Diana felt a sting of anger at this unwitting insult. “I may not be so ‘dashed pretty’ as your fiancée, but that is no reason to dismiss me out of hand!”
“Good God, I didn’t mean that!” he exclaimed. “You’re like a little sister to me. We’ve known each other forever. Why, with Peabody having reared us both, we’re practically siblings.”
“You must be sure to tell Lady Selena that, so she’ll know what to think,” Diana snipped, and strode upstairs, tallying the insults she’d been subjected to that day. It was not the “forward wench” or the charge of country manners that hurt. That Lady Selena had no cause for jealousy was the one that settled in her heart.
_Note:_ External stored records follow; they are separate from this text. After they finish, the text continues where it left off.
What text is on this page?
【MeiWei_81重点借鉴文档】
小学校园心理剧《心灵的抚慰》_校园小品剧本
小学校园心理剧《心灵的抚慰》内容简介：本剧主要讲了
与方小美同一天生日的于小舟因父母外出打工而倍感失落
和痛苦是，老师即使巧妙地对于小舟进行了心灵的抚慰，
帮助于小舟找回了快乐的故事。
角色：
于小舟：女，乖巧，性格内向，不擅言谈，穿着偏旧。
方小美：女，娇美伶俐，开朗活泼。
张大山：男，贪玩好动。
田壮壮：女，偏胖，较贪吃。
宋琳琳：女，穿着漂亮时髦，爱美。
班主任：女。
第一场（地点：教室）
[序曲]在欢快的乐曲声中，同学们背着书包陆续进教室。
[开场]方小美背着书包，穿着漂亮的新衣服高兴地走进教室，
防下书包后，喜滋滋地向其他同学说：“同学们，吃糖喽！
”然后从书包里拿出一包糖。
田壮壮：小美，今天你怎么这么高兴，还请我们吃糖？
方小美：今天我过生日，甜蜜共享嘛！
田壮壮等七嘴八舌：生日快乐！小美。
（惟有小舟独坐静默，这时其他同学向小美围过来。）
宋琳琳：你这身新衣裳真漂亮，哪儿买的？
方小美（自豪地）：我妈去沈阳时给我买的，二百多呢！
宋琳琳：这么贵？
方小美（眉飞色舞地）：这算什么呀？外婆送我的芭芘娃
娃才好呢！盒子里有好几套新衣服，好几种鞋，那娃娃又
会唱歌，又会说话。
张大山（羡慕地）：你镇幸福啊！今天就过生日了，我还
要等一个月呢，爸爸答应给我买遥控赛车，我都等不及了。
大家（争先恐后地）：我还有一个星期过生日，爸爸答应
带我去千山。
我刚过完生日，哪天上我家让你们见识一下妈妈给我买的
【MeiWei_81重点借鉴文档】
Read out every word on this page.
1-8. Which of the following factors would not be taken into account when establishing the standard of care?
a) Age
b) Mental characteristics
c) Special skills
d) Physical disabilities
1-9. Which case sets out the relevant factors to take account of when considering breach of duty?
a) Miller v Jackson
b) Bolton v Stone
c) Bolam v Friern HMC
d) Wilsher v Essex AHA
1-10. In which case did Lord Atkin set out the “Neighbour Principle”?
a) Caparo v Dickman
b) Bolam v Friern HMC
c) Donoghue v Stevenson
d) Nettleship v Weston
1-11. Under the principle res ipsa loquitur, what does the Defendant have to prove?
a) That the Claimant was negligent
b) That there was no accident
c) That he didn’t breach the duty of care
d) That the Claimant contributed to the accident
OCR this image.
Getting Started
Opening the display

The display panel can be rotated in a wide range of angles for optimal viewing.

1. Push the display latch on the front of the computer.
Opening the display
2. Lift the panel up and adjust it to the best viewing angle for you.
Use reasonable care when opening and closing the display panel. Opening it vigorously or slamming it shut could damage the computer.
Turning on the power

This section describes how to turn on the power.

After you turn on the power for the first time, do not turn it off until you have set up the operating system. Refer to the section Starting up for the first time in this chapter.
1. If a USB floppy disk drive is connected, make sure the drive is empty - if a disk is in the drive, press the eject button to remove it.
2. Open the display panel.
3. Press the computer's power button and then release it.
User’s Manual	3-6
Harrup went to his study and sat staring at the papers littering his desk. He wanted to be the attorney general so badly, he scarcely thought of anything else. All his life he had bought what he wanted—horses, houses, women. This was the first thing for which he had had to work and whose acquisition was in doubt, which increased his passion for it.
A vision of lovely Laura Whitby reared up in his mind. His fingers were clenched with the desire to encircle her white throat and squeeze. He could hardly believe such treachery from her. Those tears when he told her it was over between them—how sincere they had looked. Was it possible someone oilier than Laura had got hold of the letters? Was it possible they were going to be published to thwart his hopes of getting the coveted appointment? A Whig trick, perhaps, to discredit him and the government?